The violence escalation into indigenous territories during Covid-19 pandemic will be on the center of the complaints.
This Thursday, July 1st, the Inter-American Commission on Human Rights (IACHR) receives complaints from indigenous organizations and leaders representing the Munduruku, Yanomami and Guajajara peoples, about the worsening of violence in their territories during the period of Covid-19 pandemic. The action is part of the 180th Session of the Commission and meets the request of the Articulation of Indigenous Peoples of Brazil (Apib) in conjunction with the Coordination of Indigenous Peoples of the Brazilian Amazon (COIAB), Association of Munduruku Wakoborũn Women and Hutukara Association, in addition to other partners.
“The escalation of violence foreshadows even more tragic results, and that is why it is essential this Commission takes all appropriate measures.”, highlights an excerpt from the communiqué sent to the IACHR to request the hearing that takes place today (1). Access the document presented to the IACHR here.
On June 18, Brazilian Constitutional Court unanimously determined the protection of the Munduruku and Yanomami peoples to prevent further massacres in the territories. The court ruled on the request made by the Articulation of Indigenous Peoples of Brazil (Apib) for the urgent removal of invaders, especially from Indigenous Lands (TIs) Munduruku, in Pará, and Yanomami, in Roraima, and to guaranteeing the physical integrity of the threatened people in these locations.

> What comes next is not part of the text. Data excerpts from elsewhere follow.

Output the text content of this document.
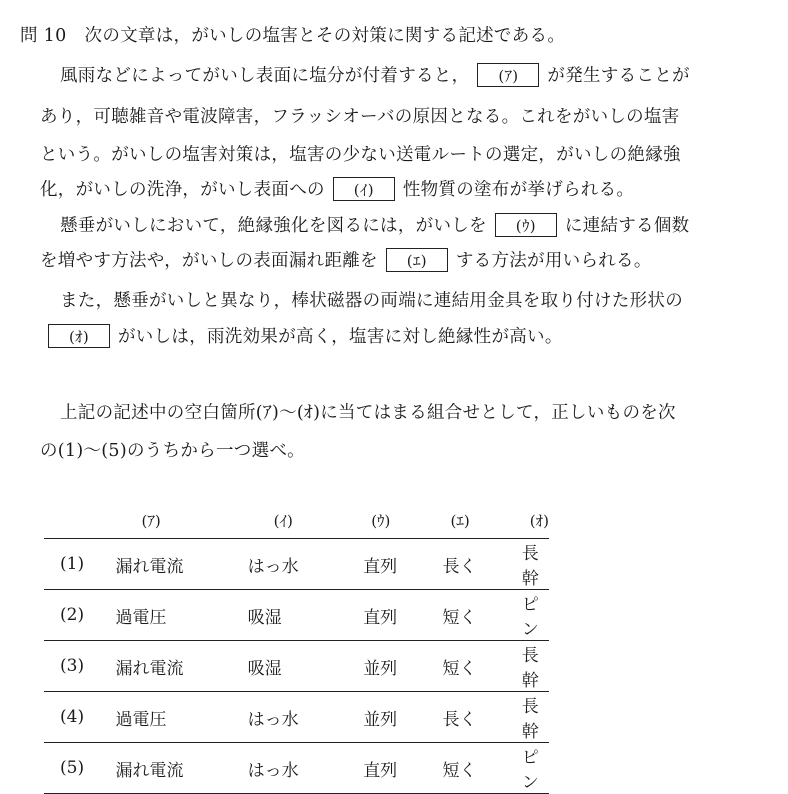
問 10 次の文章は，がいしの塩害とその対策に関する記述である。
風雨などによってがいし表面に塩分が付着すると， (ｱ) が発生することが
あり，可聴雑音や電波障害，フラッシオーバの原因となる。これをがいしの塩害
という。がいしの塩害対策は，塩害の少ない送電ルートの選定，がいしの絶縁強
化，がいしの洗浄，がいし表面への (ｲ) 性物質の塗布が挙げられる。
懸垂がいしにおいて，絶縁強化を図るには，がいしを (ｳ) に連結する個数
を増やす方法や，がいしの表面漏れ距離を (ｴ) する方法が用いられる。
また，懸垂がいしと異なり，棒状磁器の両端に連結用金具を取り付けた形状の
(ｵ) がいしは，雨洗効果が高く，塩害に対し絶縁性が高い。
上記の記述中の空白箇所(ｱ)～(ｵ)に当てはまる組合せとして，正しいものを次
の(1)～(5)のうちから一つ選べ。
	(ｱ)	(ｲ)	(ｳ)	(ｴ)	(ｵ)
(1)	漏れ電流	はっ水	直列	長く	長幹
(2)	過電圧	吸湿	直列	短く	ピン
(3)	漏れ電流	吸湿	並列	短く	長幹
(4)	過電圧	はっ水	並列	長く	長幹
(5)	漏れ電流	はっ水	直列	短く	ピン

Invasions into indigenous territories increased during the covid-19 pandemic, and are aggravating violence against communities and leaders, causing outbreaks of diseases such as malaria, in addition to the new coronavirus, and intensifying environmental degradation. Apib’s request to the STF for the protection of the territories was made within the scope of 709 Action for Non-Compliance with Fundamental Precept (ADPF). Access the full request here.
The hearing with the IACHR to denounce the violence committed against indigenous peoples is scheduled to start at 12:00 pm (Brasilia time) and will be broadcast online on the commission’s social networks. During the 180th Session of the commission, several complaints will be made about violations of rights committed in Brazil during the period of the Covid-19 pandemic.
The hearing that highlights the context of indigenous peoples counts on the participation of the legal coordinator of Apib, Eloy Terena, the vice president of the Federation of Indigenous Peoples of Pará (Fepipa), Alessandra Munduruku, the vice president of the Hutukara association, Dario Yanomami, the coordinator of the Association Wakoborũn Leusa Munduruku and indigenous leader Julius Ye’kwana.